On the basis of low serum, hair and white blood cell levels, it would
appear that at least 5 mg per day of additional zinc is required in pregnancy,
which is not covered by the diet or available from material reserves. The risk
of deficiency is real, and is associated with miscarriage, toxaemia of
pregnancy, treatment-resistant anaemia, abnormally prolonged pregnancy and
difficult delivery. In babies it is associated with decreased immunity,
learning or memory disorders or birth defects. Favier A et al: Effects of zinc
deficiency in pregnancy on the mother and the newborn. Rev Fe Gynecol Obstet
85(1):13-27, 1990.
High-dosage iron and folic acid supplements prescribed by doctors for
pregnant women can seriously lower zinc levels or inhibit zinc absorption. Am
J Clin Nutr 43:258-62, 1986.
Serum selenium levels were measured in women who had miscarried, and
compared with pregnant women and healthy volunteers. Although it is usual for
selenium levels to decline in pregnancy, those who had miscarried had
significantly lower selenium levels than normal. The authors recommend that
research to assess the benefits of selenium supplementation should be carried
out. Barrington JW et al: Selenium deficiency and miscarriage: a possible
link? Br J Obstet Gynaecol 103(2):130-2, 1996.
Cigarette-smoking habits were compared in 574 women who had suffered
miscarriages, and 320 control women who had carried a baby to term. Women who
had miscarried tended to smoke more often than controls. Smoking mothers had
an 80 per cent higher risk of miscarriage than non-smoking mothers. Kline J et
al: Smoking: a risk factor for spontaneous aboartion. N Engl J Med
297(15):793-6, 1977.
Alcohol and smoking habits were recorded in 32,019 women at their first
visit to an ante-natal clinic and compared with rates of miscarriage. Women
consuming 1-2 alcoholic drinks daily were twice as likely as non-drinkers to
miscarry in the second trimester of pregnancy (15-27 weeks), and women
consuming more than three drinks daily had more than three times the risk of
miscarriage. Harlap S et al: Alcohol, smoking, and incidence of spontaneous
abortions in the first and second trimester. Lancet 2(8187):173-6, 1980.

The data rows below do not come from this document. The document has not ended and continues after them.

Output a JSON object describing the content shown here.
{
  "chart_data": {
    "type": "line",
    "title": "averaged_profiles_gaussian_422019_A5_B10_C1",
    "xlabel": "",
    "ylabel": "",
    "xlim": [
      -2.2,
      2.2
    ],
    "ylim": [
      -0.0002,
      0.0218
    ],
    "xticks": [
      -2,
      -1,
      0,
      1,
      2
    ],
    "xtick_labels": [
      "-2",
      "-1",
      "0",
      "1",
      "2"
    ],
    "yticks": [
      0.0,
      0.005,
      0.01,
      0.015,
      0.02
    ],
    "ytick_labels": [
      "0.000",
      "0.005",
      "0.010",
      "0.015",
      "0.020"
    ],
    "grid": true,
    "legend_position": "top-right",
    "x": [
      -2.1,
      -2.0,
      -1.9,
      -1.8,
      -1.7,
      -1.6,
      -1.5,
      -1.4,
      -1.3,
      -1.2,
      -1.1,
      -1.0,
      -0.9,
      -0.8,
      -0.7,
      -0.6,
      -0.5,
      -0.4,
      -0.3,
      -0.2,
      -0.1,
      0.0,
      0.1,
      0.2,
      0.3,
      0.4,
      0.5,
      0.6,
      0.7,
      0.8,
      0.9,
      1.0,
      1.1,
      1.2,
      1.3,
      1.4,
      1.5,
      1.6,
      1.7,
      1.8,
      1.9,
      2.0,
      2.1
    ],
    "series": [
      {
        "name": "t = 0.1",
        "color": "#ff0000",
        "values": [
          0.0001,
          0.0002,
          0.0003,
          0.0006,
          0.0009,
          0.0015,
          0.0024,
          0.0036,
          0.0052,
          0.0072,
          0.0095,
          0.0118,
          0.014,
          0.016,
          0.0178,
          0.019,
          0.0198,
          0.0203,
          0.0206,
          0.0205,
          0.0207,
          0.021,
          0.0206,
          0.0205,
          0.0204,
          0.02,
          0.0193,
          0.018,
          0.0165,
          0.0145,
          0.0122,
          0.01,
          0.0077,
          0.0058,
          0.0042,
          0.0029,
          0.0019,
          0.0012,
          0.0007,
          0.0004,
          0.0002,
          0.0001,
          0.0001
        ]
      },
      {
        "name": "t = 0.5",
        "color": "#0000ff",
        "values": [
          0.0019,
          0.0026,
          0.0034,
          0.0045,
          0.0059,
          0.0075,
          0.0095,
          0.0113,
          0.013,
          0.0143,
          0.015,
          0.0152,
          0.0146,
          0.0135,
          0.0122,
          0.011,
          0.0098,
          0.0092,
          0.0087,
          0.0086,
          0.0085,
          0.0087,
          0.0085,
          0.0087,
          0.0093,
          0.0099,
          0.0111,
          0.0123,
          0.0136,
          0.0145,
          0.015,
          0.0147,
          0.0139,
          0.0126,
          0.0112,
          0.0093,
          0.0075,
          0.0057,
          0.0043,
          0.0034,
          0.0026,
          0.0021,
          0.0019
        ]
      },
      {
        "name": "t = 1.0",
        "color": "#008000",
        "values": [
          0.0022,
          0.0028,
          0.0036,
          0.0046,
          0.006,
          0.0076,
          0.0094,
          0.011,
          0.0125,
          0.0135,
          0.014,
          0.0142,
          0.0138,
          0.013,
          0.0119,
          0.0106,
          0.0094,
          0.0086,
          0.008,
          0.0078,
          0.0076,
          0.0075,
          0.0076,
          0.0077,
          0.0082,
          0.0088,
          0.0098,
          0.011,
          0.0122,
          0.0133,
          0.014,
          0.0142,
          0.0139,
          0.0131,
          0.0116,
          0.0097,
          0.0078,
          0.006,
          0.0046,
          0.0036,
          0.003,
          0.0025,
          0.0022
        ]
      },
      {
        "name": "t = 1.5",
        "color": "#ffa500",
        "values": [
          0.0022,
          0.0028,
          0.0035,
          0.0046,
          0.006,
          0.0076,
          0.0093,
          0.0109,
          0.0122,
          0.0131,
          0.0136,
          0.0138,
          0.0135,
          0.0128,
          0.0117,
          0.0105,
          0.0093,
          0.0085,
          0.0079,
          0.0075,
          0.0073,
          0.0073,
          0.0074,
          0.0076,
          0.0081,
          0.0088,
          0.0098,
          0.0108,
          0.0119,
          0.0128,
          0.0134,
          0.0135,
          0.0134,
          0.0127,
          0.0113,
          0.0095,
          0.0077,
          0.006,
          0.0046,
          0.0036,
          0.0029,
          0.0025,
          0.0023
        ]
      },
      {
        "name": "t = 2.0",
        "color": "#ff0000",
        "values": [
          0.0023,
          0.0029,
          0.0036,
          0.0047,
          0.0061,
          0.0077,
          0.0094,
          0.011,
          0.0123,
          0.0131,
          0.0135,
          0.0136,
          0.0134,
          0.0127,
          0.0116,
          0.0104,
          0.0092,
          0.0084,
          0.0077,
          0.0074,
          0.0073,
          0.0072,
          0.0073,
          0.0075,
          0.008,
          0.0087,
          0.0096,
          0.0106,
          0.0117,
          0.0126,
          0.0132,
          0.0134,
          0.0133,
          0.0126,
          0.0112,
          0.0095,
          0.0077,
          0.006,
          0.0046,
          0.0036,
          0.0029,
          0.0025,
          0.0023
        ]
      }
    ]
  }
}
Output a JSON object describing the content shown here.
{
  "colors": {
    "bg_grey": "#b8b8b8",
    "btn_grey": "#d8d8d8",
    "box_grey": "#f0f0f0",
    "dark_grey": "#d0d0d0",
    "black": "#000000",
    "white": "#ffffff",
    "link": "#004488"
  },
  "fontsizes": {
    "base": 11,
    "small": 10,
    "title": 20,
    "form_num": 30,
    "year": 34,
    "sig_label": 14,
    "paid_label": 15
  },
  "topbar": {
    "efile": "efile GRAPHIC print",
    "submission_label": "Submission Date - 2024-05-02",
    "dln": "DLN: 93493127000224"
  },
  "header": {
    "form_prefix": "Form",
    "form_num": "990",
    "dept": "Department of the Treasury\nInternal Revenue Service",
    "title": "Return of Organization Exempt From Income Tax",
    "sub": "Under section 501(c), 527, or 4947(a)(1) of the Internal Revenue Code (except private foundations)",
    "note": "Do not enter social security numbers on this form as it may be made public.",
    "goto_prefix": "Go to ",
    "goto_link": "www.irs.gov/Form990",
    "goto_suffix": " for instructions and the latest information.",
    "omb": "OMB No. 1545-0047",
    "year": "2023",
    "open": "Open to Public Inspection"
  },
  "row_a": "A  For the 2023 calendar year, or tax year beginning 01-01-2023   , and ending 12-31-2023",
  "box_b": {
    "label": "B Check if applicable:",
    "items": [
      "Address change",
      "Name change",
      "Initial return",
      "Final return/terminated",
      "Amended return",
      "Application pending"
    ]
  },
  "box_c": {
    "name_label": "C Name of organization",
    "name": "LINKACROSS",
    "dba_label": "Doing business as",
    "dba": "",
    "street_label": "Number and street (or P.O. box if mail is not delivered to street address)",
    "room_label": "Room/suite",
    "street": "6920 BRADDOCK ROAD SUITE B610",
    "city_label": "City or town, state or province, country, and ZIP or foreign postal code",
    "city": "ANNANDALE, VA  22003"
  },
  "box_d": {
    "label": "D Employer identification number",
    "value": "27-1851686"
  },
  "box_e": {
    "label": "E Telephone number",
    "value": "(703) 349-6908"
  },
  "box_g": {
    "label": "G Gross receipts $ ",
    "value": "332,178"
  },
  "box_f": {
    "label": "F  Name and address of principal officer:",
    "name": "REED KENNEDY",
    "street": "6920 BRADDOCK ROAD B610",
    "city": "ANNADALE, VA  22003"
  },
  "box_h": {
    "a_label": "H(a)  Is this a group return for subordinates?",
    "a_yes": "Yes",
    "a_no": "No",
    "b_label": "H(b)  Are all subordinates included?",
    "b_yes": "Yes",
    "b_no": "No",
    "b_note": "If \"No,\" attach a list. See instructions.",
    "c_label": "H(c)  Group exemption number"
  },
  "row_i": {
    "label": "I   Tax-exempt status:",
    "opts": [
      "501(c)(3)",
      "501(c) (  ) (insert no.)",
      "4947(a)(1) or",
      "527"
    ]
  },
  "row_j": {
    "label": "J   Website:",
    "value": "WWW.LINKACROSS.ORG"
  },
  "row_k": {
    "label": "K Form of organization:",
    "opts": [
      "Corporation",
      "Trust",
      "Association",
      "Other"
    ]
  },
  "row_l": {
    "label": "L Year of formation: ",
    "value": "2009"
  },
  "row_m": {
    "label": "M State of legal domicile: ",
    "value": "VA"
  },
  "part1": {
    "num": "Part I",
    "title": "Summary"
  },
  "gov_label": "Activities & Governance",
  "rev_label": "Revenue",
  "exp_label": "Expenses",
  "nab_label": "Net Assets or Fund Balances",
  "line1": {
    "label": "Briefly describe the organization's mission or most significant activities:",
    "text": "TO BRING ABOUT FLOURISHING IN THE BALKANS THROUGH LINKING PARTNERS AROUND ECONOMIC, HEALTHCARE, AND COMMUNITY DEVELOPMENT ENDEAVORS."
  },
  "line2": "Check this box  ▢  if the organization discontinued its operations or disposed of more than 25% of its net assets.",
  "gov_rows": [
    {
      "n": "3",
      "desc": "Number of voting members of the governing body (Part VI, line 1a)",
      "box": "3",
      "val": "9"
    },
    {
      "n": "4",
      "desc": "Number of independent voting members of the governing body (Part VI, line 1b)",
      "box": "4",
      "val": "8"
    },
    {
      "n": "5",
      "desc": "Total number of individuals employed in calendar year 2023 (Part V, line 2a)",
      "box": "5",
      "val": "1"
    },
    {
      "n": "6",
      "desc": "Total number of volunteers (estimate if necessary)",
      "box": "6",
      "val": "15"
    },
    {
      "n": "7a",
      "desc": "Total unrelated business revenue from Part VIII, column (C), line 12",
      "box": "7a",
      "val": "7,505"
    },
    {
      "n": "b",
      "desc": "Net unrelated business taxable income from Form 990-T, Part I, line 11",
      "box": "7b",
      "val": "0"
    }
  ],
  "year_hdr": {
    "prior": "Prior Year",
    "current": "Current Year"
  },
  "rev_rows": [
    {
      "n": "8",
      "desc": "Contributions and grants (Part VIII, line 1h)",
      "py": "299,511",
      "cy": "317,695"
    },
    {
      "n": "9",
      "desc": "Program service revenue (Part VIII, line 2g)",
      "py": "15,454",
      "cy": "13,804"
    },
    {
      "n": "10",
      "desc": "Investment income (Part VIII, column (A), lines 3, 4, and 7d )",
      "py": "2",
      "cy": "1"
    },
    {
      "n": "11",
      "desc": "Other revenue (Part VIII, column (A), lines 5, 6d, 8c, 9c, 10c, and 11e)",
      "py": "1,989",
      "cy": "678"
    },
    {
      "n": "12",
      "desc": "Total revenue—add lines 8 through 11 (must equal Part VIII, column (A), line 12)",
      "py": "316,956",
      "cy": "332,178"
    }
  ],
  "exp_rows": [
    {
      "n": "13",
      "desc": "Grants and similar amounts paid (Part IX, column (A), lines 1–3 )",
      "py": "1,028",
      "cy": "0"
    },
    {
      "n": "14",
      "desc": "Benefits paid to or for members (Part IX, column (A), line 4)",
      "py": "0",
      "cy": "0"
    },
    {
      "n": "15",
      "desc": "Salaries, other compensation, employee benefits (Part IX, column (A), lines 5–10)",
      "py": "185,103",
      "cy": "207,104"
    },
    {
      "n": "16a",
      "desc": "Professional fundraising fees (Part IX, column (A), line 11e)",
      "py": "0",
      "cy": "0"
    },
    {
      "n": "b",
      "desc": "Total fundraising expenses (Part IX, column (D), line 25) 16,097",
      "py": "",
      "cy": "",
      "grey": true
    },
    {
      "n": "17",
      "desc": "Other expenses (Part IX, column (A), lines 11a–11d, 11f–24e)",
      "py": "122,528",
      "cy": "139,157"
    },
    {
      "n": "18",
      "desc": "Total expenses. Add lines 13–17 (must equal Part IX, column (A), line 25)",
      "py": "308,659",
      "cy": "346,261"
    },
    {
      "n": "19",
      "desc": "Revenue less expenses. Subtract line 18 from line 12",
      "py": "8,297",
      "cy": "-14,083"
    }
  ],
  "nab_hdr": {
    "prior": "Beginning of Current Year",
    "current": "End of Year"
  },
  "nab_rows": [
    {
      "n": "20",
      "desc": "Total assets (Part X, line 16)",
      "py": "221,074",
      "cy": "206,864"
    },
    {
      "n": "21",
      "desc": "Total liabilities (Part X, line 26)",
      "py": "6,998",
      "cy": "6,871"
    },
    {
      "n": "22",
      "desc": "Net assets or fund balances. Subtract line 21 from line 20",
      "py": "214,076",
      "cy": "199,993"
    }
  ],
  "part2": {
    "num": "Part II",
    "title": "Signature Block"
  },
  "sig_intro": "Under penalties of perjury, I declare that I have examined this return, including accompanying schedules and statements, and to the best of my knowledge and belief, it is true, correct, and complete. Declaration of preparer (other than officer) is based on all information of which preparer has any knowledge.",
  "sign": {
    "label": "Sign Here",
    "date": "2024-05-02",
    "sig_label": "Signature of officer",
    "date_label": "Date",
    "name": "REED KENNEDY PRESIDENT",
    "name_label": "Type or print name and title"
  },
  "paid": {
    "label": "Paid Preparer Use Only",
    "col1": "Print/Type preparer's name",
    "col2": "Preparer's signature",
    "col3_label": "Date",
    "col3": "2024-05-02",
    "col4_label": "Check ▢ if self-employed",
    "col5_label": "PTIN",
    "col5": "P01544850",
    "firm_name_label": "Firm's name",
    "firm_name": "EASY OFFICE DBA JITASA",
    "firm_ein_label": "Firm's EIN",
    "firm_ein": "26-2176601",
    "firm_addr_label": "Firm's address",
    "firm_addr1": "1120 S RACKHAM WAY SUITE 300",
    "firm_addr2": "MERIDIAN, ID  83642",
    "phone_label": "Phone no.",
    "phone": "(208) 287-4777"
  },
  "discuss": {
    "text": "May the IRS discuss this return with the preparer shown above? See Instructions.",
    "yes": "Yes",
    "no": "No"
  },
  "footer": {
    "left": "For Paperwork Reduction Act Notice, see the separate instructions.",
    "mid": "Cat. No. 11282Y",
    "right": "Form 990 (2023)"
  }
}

A meta-analysis was carried out on trials using calcium supplements to
treat pre-eclampsia (a condition involving high blood pressure in pregnancy).
The pooled analysis showed a significant reduction in systolic and diastolic
blood pressure. Compared with placebo, calcium supplementation reduced the
risk of pre-eclampsia by more than 60 per cent. Bucher HC et al: Effect of
calcium supplementation on pregnancy-induced hypertension and preeclampsia: a
meta-analysis of randomized controlled trials. JAMA 275(14):1113-7, 1996.
Eclampsia, in which high blood pressure is associated with convulsions in
pregnancy and can lead to death, may be treated with magnesium, the
tranquillizer diazepam or the anti-convulsant drug phenytoin. Outcomes of
these three treatments were compared in 1,687 randomized women. Women
allocated magnesium treatment had a 52 per cent lower rate of recurrent
convulsions than those allocated diazepam and a 67 per cent lower risk
compared with phenytoin. Women allocated magnesium treatment were also less
likely to develop complications and to be admitted to intensive care, as were
their babies. Which anticonvulsant for women with eclampsia? Evidence from the
Collaborative Eclampsia Trial. Lancet 345(8969):1455-63, 1995.